I’ve just finished implementing the new collapsing features, but I
have some troubles with the way we test citation collapsing.

Basically, citation numbers, if understand it correctly, depend on the
position of the first citation, or, to put it more formally, the
citation number is the position the citation occupies in the list of
citations with the position variable set to “first”, ordered by their
first occurrence (unless some other sorting routine is set).

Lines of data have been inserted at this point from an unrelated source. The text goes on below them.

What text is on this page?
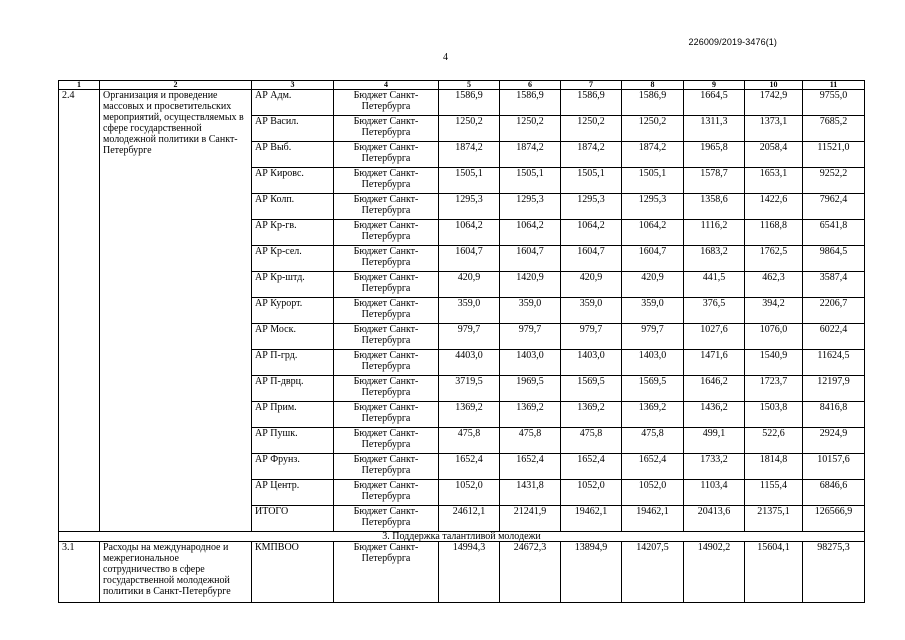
226009/2019-3476(1)
4
1	2	3	4	5	6	7	8	9	10	11
2.4	Организация и проведение массовых и просветительских мероприятий, осуществляемых в сфере государственной молодежной политики в Санкт-Петербурге	АР Адм.	Бюджет Санкт-Петербурга	1586,9	1586,9	1586,9	1586,9	1664,5	1742,9	9755,0
		АР Васил.	Бюджет Санкт-Петербурга	1250,2	1250,2	1250,2	1250,2	1311,3	1373,1	7685,2
		АР Выб.	Бюджет Санкт-Петербурга	1874,2	1874,2	1874,2	1874,2	1965,8	2058,4	11521,0
		АР Кировс.	Бюджет Санкт-Петербурга	1505,1	1505,1	1505,1	1505,1	1578,7	1653,1	9252,2
		АР Колп.	Бюджет Санкт-Петербурга	1295,3	1295,3	1295,3	1295,3	1358,6	1422,6	7962,4
		АР Кр-гв.	Бюджет Санкт-Петербурга	1064,2	1064,2	1064,2	1064,2	1116,2	1168,8	6541,8
		АР Кр-сел.	Бюджет Санкт-Петербурга	1604,7	1604,7	1604,7	1604,7	1683,2	1762,5	9864,5
		АР Кр-штд.	Бюджет Санкт-Петербурга	420,9	1420,9	420,9	420,9	441,5	462,3	3587,4
		АР Курорт.	Бюджет Санкт-Петербурга	359,0	359,0	359,0	359,0	376,5	394,2	2206,7
		АР Моск.	Бюджет Санкт-Петербурга	979,7	979,7	979,7	979,7	1027,6	1076,0	6022,4
		АР П-грд.	Бюджет Санкт-Петербурга	4403,0	1403,0	1403,0	1403,0	1471,6	1540,9	11624,5
		АР П-дврц.	Бюджет Санкт-Петербурга	3719,5	1969,5	1569,5	1569,5	1646,2	1723,7	12197,9
		АР Прим.	Бюджет Санкт-Петербурга	1369,2	1369,2	1369,2	1369,2	1436,2	1503,8	8416,8
		АР Пушк.	Бюджет Санкт-Петербурга	475,8	475,8	475,8	475,8	499,1	522,6	2924,9
		АР Фрунз.	Бюджет Санкт-Петербурга	1652,4	1652,4	1652,4	1652,4	1733,2	1814,8	10157,6
		АР Центр.	Бюджет Санкт-Петербурга	1052,0	1431,8	1052,0	1052,0	1103,4	1155,4	6846,6
		ИТОГО	Бюджет Санкт-Петербурга	24612,1	21241,9	19462,1	19462,1	20413,6	21375,1	126566,9
3. Поддержка талантливой молодежи										
3.1	Расходы на международное и межрегиональное сотрудничество в сфере государственной молодежной политики в Санкт-Петербурге	КМПВОО	Бюджет Санкт-Петербурга	14994,3	24672,3	13894,9	14207,5	14902,2	15604,1	98275,3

So, collapse_CitationNumberRangesMixed presents this citation_items:
[
[
{
“id”: “ITEM-1”
},
{
“id”: “ITEM-2”
},
{
“id”: “ITEM-3”
},
{
“id”: “ITEM-5”
},
{
“id”: “ITEM-6”
},
{
“id”: “ITEM-7”
}
]
]

Here we have 6 citations, and they should be numbered from 1 to 6.
Thus this would be the output:

([1]-[6])

In other words, the INPUT should not be relevant, and to appropriately
test the collapsing routing we should have this CITATION_ITEMS:
[
[
{
“id”: “ITEM-1”
},
{
“id”: “ITEM-2”
},
{
“id”: “ITEM-3”
},
{
“id”: “ITEM-4”
},
{
“id”: “ITEM-5”
},
{
“id”: “ITEM-6”
},
{
“id”: “ITEM-7”
}
],
[
{
“id”: “ITEM-1”
},
{
“id”: “ITEM-2”
},
{
“id”: “ITEM-3”
},
{
“id”: “ITEM-5”
},
{
“id”: “ITEM-6”
},
{
“id”: “ITEM-7”
}
]
]

which would produce:
([1]-[7])
([1]-[3], [5]-[7])

The same applies to CitationNumberRangesMixed2,
CitationNumberRangesMixed3 and, for similar reasons, to
YearSuffixCollapse and YearSuffixCollapseNoRange.

More generally, the INPUT, I think, should not be relevant in the
ordering of citations (it is not in citeproc-hs). Moreover, references
appearing in the INPUT which have not been cited should not be taken
into account (for instance, in YearSuffixCollapse ITEM-2 has not been
cited and so it is not possible to have the ‘b’ year suffix assigned
to it).

This leads me to another issue, the fact that 2 distinct ways of
feeding citations to the citeproc are present in the test-suite. I’m
coming to think we should have only one, and so use CITATION_ITEMS and
get rid of CITATIONS (which seems more related to the citeproc-js
internals). Would that be possible? Would it make sense?

Andrea

Hi,

I’ve just finished implementing the new collapsing features, but I
have some troubles with the way we test citation collapsing.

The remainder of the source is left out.